O cheiro doce de perfume, muito bom, me invade junto com uma pontada de dor na cabeça. Ressaca, sexo, um quarto na penumbra, essas imagens vão se desenhando primeiro no meu cérebro, antes que eu efetivamente abra os olhos para entender o ambiente. Melissa dorme de costas pra mim. Acompanho com meus olhos e mãos imaginárias a curva de suas costas, desde seu ombro direito, evidente, a asa da tatuagem enfeitando as costas, até os quadris pronunciados, a bunda redonda e macia, pouco musculosa e as pernas grossas, longas. Melissa é uma mulher alta, mas na horizontal, palavras como alta ou esguia, perdem um pouco do sentido. Melissa é uma mulher imensa e espetacular. Acho que de onde estou, a definição mais adequada é essa. Uma mulher tão grande que não cabe no apelido óbvio. “Mel” nunca definiria essa mulher, seus gestos, a certeza fingida que domina seus olhares, o movimento dos quadris enquanto ela esteve por cima de mim. Não, essa mulher só cabe dentro de seu nome completo. Melissa, rainha das abelhas. Voltam os olhos pelo seu corpo, ainda com as mãos imaginárias. A vontade de acariciá-la perde para o medo de que ela acorde. A vontade de vê-la acordada esbarra na dúvida: ela se vai quando acordar? A vontade de fumar me distrai.

::em linha::

A desesperança é sempre mais bonita em versos. A falta de propósito, o niilismo, o pessimismo crônico da vida de cada um adquirem uma nota de dignidade, um tom de “poema em linha reta” ou “tabacaria”, quando se colocam em frases quebradas, em estrofes.

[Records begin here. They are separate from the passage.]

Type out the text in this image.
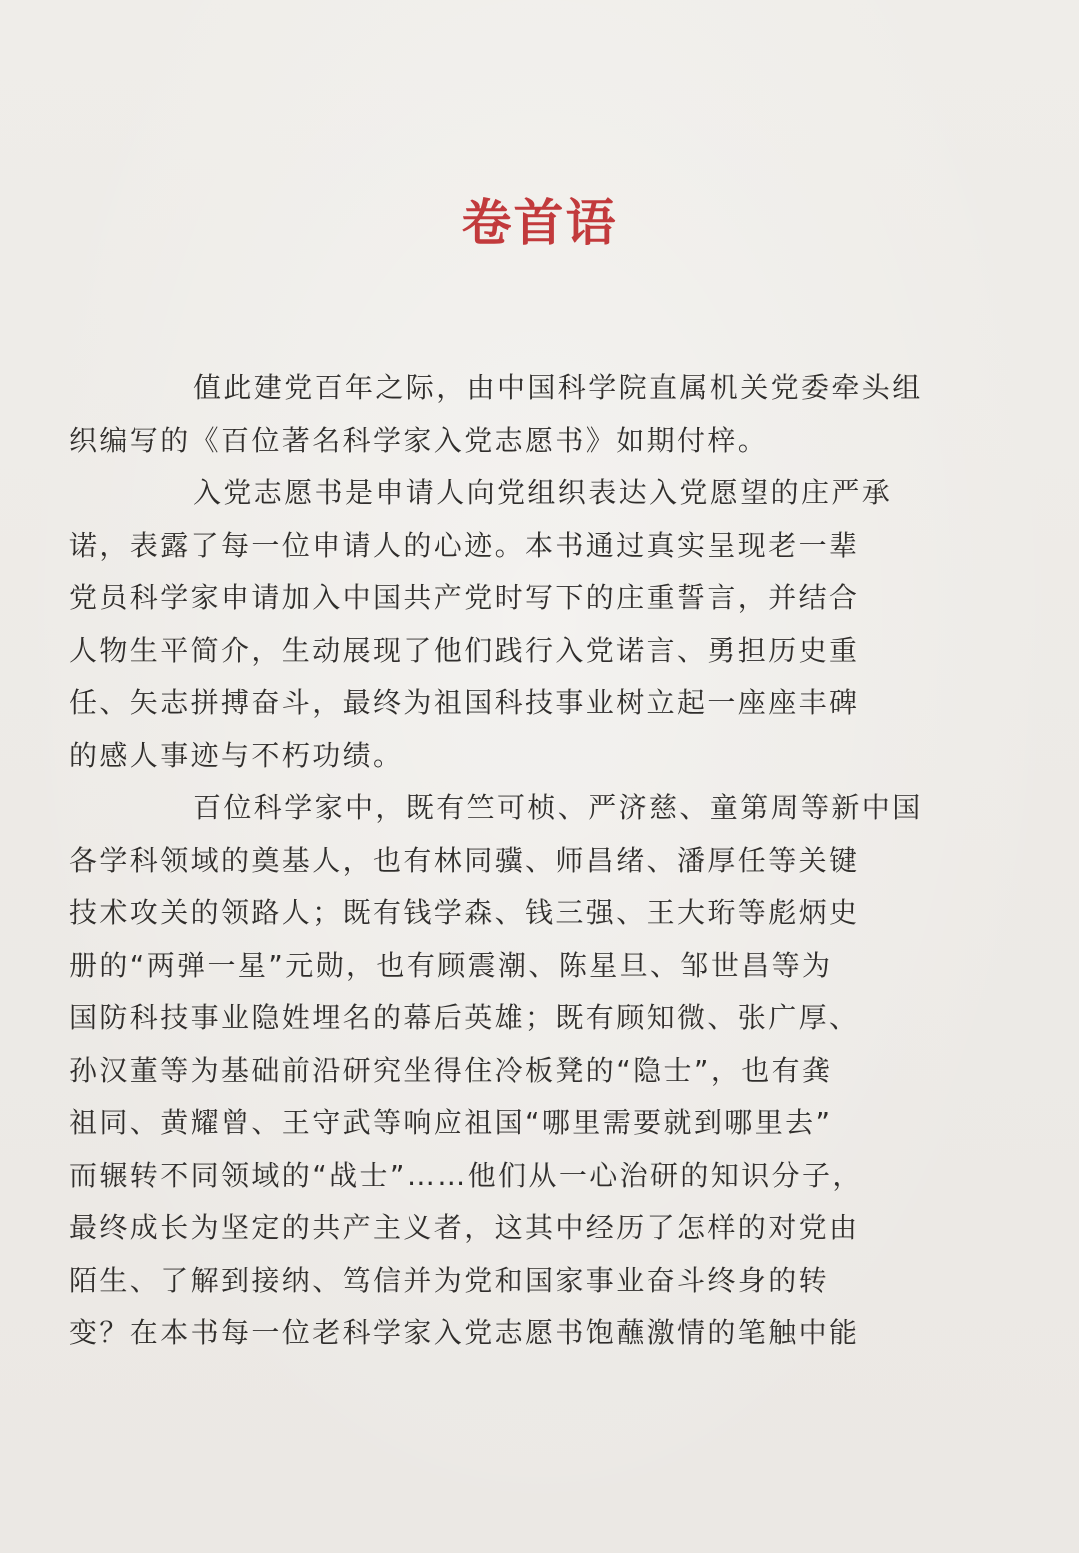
卷首语

值此建党百年之际，由中国科学院直属机关党委牵头组
织编写的《百位著名科学家入党志愿书》如期付梓。

入党志愿书是申请人向党组织表达入党愿望的庄严承
诺，表露了每一位申请人的心迹。本书通过真实呈现老一辈
党员科学家申请加入中国共产党时写下的庄重誓言，并结合
人物生平简介，生动展现了他们践行入党诺言、勇担历史重
任、矢志拼搏奋斗，最终为祖国科技事业树立起一座座丰碑
的感人事迹与不朽功绩。

百位科学家中，既有竺可桢、严济慈、童第周等新中国
各学科领域的奠基人，也有林同骥、师昌绪、潘厚任等关键
技术攻关的领路人；既有钱学森、钱三强、王大珩等彪炳史
册的“两弹一星”元勋，也有顾震潮、陈星旦、邹世昌等为
国防科技事业隐姓埋名的幕后英雄；既有顾知微、张广厚、
孙汉董等为基础前沿研究坐得住冷板凳的“隐士”，也有龚
祖同、黄耀曾、王守武等响应祖国“哪里需要就到哪里去”
而辗转不同领域的“战士”……他们从一心治研的知识分子，
最终成长为坚定的共产主义者，这其中经历了怎样的对党由
陌生、了解到接纳、笃信并为党和国家事业奋斗终身的转
变？在本书每一位老科学家入党志愿书饱蘸激情的笔触中能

Mas não. Me recuso. Eu preciso da prosa, porque as imagens poéticas são um tanto hipócritas, principalmente pra quem não tem nada além delas. Melhor contar que fiquei parado, esperando o dia passar de frente pro relógio, sem música, sem literatura, acompanhado pelos cliques do ponteiro dos segundos, pelo barulho do motor da geladeira, pelo tremor do piso quando passa um caminhão e pela vontade de não existir (e essa vontade é tão diferente daquela vontade de morrer, que me espanta pensar que as pessoas as confundam!) do que dizer “observo o tempo escorrer para o fundo da ampulheta eterna do meu peito”. Não há ampulhetas. Só o relógio de parede que roubei na casa da minha ex, na última vez em que estive lá. Eu ainda tinha as chaves e na época senti que isso era autorização suficiente para continuar a frequentar a casa sem avisos, mesmo depois de tudo desfeito. Roubei o relógio num domingo. Ela não estava em casa. Como hoje, assisti o virar dos ponteiros por horas, delirando com todas as imagens de uma felicidade dela sem mim. E nesse dia eu quis morrer, diferente de hoje. Fui embora com o relógio, ela não tinha voltado. Me ligou na terça ou na quarta, pedindo as chaves. Não falou no relógio, não falou em polícia ou em privacidade. Só me perguntou se podia deixar as chaves com um amigo em comum, que como ela ou eu, não precisa de um nome. Não nos falamos mais. Não devolvi as chaves, mas não voltei à casa dela. Talvez tenha trocado as fechaduras. Talvez tenha se casado e se mudado. Acontece. Eu olho o relógio. A felicidade já não importa mais.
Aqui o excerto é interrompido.